S & C Thermofluids has developed a means of investigating the plume trajectory of a thrust reverser system during landing.
The rig contains:
- a half symmetry model of a nose to tail fuselage and wing
- a simulated engine producing the thrust reverser and small axial core flows
- a flight stream covering the entire model at a proportional landing speed
- a rolling road system to simulate the runway
- pressure and temperature logging at key locations on the fuselage and within the simulated engine
The aircraft geometry is a combination of aluminium and 3D printed sections which provided significant cost and delivery benefits to the project. The framework supporting these components could be adapted to allow future testing with different aircraft models.
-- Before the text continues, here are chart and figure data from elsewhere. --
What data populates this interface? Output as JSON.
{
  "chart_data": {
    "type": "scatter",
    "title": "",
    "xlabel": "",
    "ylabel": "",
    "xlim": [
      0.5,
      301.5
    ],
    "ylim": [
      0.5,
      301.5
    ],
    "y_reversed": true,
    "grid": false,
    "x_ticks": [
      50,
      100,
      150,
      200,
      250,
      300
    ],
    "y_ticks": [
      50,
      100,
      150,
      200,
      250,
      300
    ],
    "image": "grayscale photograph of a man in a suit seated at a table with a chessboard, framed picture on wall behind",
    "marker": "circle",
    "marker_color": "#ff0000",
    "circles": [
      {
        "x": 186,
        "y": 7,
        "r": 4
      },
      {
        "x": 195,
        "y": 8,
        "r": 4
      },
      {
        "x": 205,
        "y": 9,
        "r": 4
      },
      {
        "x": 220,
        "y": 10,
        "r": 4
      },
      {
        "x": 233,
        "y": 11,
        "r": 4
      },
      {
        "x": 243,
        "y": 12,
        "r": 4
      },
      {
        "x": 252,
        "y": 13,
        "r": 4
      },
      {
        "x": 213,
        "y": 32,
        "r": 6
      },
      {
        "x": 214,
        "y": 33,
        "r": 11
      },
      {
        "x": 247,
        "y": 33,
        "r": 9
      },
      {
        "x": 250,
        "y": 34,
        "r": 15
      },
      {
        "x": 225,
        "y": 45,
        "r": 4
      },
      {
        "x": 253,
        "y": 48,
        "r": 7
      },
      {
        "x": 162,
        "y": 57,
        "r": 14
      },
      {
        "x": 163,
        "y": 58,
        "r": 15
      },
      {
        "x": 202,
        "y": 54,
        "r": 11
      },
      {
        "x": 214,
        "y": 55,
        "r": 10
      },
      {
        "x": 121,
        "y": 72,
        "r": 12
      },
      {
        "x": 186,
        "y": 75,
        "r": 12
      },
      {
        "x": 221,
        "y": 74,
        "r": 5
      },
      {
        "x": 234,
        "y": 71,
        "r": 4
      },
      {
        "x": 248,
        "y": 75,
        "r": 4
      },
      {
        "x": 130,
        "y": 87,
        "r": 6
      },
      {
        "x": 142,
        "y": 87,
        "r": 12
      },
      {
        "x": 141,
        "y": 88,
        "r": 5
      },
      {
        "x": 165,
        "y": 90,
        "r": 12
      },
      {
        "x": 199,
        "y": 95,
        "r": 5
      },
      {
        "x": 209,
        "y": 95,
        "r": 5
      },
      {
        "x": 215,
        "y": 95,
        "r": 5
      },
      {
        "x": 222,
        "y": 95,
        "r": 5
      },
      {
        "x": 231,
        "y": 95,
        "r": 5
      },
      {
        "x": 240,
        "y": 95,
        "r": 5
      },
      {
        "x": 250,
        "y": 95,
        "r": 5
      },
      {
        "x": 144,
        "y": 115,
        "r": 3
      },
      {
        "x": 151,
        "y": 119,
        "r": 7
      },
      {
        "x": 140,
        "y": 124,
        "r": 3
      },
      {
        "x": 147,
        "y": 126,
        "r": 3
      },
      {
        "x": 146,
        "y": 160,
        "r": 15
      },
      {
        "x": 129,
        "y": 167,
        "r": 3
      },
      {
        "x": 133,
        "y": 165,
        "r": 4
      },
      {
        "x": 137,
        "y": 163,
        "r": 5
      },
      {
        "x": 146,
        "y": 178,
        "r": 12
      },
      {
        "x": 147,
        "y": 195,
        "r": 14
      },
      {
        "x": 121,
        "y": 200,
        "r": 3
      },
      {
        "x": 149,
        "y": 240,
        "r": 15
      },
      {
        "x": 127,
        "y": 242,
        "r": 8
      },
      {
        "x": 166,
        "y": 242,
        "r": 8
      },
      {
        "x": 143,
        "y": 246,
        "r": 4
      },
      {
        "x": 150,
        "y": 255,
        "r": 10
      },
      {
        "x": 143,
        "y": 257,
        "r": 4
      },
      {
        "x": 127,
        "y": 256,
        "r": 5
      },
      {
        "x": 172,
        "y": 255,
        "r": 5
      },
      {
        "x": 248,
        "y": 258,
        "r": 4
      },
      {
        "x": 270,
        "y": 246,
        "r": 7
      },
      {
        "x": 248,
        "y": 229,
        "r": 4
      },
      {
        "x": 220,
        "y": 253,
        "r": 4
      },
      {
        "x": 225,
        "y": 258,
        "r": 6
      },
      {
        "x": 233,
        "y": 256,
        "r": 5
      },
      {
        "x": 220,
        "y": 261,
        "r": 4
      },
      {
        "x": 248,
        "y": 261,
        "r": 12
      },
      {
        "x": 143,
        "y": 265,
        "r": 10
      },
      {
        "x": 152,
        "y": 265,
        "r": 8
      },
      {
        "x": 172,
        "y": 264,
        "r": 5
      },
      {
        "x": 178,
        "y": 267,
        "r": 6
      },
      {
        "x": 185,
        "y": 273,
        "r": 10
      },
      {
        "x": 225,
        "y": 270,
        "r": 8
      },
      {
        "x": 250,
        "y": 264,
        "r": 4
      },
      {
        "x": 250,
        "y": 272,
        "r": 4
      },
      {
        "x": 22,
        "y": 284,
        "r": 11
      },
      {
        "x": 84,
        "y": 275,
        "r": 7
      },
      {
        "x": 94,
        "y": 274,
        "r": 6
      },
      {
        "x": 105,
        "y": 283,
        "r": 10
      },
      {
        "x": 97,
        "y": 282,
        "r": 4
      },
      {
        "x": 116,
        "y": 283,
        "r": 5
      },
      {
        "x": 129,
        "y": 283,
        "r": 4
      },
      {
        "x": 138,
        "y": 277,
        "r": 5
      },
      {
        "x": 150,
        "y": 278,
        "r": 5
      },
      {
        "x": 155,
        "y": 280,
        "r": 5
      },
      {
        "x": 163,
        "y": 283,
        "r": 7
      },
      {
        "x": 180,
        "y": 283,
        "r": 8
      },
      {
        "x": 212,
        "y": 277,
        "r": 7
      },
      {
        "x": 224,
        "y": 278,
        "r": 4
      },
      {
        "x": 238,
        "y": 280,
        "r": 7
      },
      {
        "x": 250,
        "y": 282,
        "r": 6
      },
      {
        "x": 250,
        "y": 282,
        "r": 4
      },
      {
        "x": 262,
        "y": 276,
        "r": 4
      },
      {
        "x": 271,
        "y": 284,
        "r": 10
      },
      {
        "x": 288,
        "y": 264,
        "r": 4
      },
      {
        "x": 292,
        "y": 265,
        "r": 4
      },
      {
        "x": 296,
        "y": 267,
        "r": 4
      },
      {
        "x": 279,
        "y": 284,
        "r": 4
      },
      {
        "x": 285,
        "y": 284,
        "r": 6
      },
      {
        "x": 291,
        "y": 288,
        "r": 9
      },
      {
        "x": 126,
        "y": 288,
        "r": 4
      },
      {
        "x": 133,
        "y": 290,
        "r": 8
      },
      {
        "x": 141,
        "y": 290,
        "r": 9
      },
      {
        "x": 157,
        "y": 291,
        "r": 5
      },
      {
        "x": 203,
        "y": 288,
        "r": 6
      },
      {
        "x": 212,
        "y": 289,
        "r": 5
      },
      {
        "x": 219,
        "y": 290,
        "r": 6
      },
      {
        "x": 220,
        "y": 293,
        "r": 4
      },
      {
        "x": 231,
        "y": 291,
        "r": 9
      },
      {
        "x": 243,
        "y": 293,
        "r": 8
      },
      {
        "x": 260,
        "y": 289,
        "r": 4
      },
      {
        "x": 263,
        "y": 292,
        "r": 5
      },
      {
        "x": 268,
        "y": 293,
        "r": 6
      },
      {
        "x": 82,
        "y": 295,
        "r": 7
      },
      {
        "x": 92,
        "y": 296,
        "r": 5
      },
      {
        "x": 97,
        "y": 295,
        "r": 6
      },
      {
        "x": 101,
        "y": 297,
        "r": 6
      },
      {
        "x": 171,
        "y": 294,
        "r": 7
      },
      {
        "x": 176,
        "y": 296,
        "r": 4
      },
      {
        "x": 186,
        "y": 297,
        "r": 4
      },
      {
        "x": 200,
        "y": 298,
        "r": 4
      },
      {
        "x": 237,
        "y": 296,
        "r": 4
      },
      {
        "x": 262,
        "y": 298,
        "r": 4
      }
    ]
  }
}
An existing AMT Olympus model engine has been modified to act as an air mover - so the combustion components were removed, and the blades are turned using a small compressed air supply which in turn draws ambient air through the intake. The back end was then replaced with a 3D printed section which was designed to replicate the exit trajectories of a fully deployed thrust reverser. The intention is to allow these rear end sections to be readily replaced to provide comparable data for different designs.
The flight stream is provided by S & C's large scale Flight Stream rig. This is driven by two Gnome turboshaft rigs supplying compressed air to ejectors, which entrain large volumes of ambient air into a settling chamber. The working section was designed to supply a flight stream of 10-12m/s across the nose, fuselage, engine and active wing sections.
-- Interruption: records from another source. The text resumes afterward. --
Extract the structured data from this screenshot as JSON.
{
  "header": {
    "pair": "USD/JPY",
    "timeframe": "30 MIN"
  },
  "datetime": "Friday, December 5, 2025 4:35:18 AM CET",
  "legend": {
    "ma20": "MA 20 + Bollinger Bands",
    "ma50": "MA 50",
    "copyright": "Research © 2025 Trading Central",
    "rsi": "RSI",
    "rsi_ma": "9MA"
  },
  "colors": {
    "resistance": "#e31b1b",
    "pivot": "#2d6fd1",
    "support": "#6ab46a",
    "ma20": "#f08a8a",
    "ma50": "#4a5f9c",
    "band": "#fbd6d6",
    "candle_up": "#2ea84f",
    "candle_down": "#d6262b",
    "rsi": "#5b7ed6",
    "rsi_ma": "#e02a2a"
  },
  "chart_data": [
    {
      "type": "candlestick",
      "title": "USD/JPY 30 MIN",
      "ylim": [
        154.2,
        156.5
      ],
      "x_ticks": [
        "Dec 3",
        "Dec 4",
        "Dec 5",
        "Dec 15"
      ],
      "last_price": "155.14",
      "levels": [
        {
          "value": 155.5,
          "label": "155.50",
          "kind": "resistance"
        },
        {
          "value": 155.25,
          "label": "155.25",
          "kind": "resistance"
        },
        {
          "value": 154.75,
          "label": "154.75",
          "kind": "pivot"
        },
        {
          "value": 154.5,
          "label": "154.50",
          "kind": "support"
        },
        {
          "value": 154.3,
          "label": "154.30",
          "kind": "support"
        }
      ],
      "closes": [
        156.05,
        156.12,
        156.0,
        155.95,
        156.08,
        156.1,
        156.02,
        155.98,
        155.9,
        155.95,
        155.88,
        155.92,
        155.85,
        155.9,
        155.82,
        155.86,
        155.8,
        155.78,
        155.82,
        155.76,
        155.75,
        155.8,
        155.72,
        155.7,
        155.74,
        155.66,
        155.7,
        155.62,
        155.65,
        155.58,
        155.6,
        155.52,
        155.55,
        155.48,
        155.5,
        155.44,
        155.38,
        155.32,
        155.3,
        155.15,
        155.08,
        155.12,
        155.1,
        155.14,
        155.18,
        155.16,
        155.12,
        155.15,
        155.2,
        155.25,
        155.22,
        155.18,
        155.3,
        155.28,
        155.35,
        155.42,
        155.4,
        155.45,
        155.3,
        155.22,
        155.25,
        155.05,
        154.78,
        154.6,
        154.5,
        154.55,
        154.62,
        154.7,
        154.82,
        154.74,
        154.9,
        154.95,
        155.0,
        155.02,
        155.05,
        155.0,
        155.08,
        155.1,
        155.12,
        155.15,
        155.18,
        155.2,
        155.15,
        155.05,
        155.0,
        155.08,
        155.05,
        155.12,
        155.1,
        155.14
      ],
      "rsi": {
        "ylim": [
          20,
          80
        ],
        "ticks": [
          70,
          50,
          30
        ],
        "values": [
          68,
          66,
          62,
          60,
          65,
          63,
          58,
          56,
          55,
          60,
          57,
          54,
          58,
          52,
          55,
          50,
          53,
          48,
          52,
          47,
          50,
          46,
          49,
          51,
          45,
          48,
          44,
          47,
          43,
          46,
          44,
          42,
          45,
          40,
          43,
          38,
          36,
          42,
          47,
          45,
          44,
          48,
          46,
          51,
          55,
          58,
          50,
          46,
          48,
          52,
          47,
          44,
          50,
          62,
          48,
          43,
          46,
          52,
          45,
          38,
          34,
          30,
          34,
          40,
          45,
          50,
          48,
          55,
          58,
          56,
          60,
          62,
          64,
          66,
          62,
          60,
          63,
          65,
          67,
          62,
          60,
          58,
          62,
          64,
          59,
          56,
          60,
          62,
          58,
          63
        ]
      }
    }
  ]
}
The thrust reverser plume and the flight stream can be independently controlled to replicate the interaction between the two opposing flows. This operation of multiple flows provides a full system test.
S & C Thermofluids operates a full pressure and temperature logging system and this is used to monitor the flow conditions in and around the simulated engine, and to investigate the locations where the plume impinged on the fuselage. Additionally, infrared imagery provided thermal data for the surfaces.
Visualisation techniques include smoke, water mist and thin strings. Future development will consider the use of a full combusting engine within the existing framework to more accurately capture the temperatures found in a landing scenario. This will also allow visibility of the exhaust plumes in the MW infrared imagery.
The rig was developed under SANTANA: System Advances in Nacelle Technology AerodyNAmics, an ATI R&T Programme funded project led by Bombardier Belfast.